Electroplating of Zinc

• Electroplating is a process whereby an object usually metallic is coated with one or more relatively thin, tightly adherent layers of some other metals (e.g. Zinc), this is the stage where the items are coated with a thin layer of zinc ranging from  5 microns to 15 microns thick

• This layer of zinc acts as a sacrificial layer (i.e it scarified itself to protect the base metal)

• When this zinc layer is oxidised or corroded it formed white rust. 

• When the base metal which is steel is corroded it formed red rust.

• The coating thickness depends on the current density (amp/ dm2), Chemical concentration, Time and loading quantity.

• The plating of zinc on steel can be accomplish by either an acid bath , an alkaline bath or a cyanide bath. Each have its advantages and disadvantages. In UEP ,we employed the cyanide process (which provide the most even plating on the surface of the material)

• Electroplating is specified when there is need for surface characteristics that the base metal, selected for cost or structural reasons, does not possess.

• Whatever the purpose (improvement of appearance, corrosion protection, and the like) the plating operation is an important and necessary part of the manufacturing process and should be planned for with the same care accorded to fabrication operations.
• The different types of electroplating are wide and varies. The common types are Gold, Silver, Tin, Copper, Nickel, Chrome, Zinc, Various type of alloys, etc.
• In UEP, we are usually concern with Zinc plating (90%) & Zinc Nickel Alloy (5%) & Zinc Flake Coating (5%)
• There are also difference processes involved, such as cyanide, Acid or alkaline processes.
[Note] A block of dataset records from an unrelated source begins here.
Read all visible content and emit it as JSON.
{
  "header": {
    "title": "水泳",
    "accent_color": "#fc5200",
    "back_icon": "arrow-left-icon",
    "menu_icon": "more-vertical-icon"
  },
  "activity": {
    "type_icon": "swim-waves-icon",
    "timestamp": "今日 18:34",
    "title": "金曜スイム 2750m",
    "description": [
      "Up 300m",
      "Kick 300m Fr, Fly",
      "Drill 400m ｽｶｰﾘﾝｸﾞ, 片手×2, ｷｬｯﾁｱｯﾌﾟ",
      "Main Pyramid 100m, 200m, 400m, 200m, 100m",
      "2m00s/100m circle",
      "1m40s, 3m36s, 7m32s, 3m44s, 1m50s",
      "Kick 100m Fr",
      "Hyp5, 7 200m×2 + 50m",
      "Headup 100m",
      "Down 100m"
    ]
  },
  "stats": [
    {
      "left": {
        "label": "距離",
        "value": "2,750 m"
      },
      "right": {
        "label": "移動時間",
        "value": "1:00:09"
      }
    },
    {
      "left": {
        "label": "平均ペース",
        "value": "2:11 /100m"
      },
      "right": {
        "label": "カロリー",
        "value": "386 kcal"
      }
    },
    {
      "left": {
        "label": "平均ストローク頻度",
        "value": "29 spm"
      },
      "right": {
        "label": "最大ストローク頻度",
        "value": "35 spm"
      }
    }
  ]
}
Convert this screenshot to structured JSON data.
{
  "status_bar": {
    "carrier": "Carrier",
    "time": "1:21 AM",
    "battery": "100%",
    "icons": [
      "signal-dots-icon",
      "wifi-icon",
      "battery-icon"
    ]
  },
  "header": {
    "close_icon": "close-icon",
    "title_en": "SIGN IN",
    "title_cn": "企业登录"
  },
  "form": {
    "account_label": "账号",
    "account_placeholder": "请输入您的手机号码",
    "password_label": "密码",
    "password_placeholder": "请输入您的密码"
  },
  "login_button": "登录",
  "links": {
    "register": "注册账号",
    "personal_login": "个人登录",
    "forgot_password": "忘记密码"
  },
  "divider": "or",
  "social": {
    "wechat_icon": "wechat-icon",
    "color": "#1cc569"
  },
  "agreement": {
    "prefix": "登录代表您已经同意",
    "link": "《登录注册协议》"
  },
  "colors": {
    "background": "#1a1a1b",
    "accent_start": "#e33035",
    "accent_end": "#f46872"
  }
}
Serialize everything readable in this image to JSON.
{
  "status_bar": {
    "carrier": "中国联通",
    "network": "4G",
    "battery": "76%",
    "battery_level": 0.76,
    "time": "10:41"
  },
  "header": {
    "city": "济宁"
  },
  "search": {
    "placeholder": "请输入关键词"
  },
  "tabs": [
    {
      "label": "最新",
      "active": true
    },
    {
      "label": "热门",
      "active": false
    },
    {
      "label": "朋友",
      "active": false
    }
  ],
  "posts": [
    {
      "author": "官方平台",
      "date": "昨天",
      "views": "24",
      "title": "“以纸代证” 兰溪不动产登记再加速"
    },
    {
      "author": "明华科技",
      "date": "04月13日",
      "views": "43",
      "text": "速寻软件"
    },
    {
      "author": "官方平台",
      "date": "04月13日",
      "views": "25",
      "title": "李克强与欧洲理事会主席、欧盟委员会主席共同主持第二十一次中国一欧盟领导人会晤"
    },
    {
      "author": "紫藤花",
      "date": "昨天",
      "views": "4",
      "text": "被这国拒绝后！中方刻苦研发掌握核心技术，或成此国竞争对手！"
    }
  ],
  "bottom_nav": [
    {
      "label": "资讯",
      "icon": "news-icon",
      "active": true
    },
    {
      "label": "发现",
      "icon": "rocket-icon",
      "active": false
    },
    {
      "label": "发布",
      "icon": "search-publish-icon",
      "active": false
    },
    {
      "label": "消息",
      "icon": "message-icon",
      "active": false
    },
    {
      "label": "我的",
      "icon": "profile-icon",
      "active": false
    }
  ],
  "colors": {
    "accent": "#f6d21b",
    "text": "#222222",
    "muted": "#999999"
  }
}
* Note: All plating parameters must be within working range. Failure will result in uneven coverage, insufficient thickness, blistering, burned, or even no deposit at all. 


Benefits of Zinc Electroplating 

Zinc Electroplating provides corrosion resistance to the steel parts by acting as a barrier and sacrificial coating. Zinc is more electrochemically reactive than steel, so when exposed to a corrosive environment, the zinc plating corrodes sacrificially, delaying rust formation on the fastener even after portions of bare steel are exposed.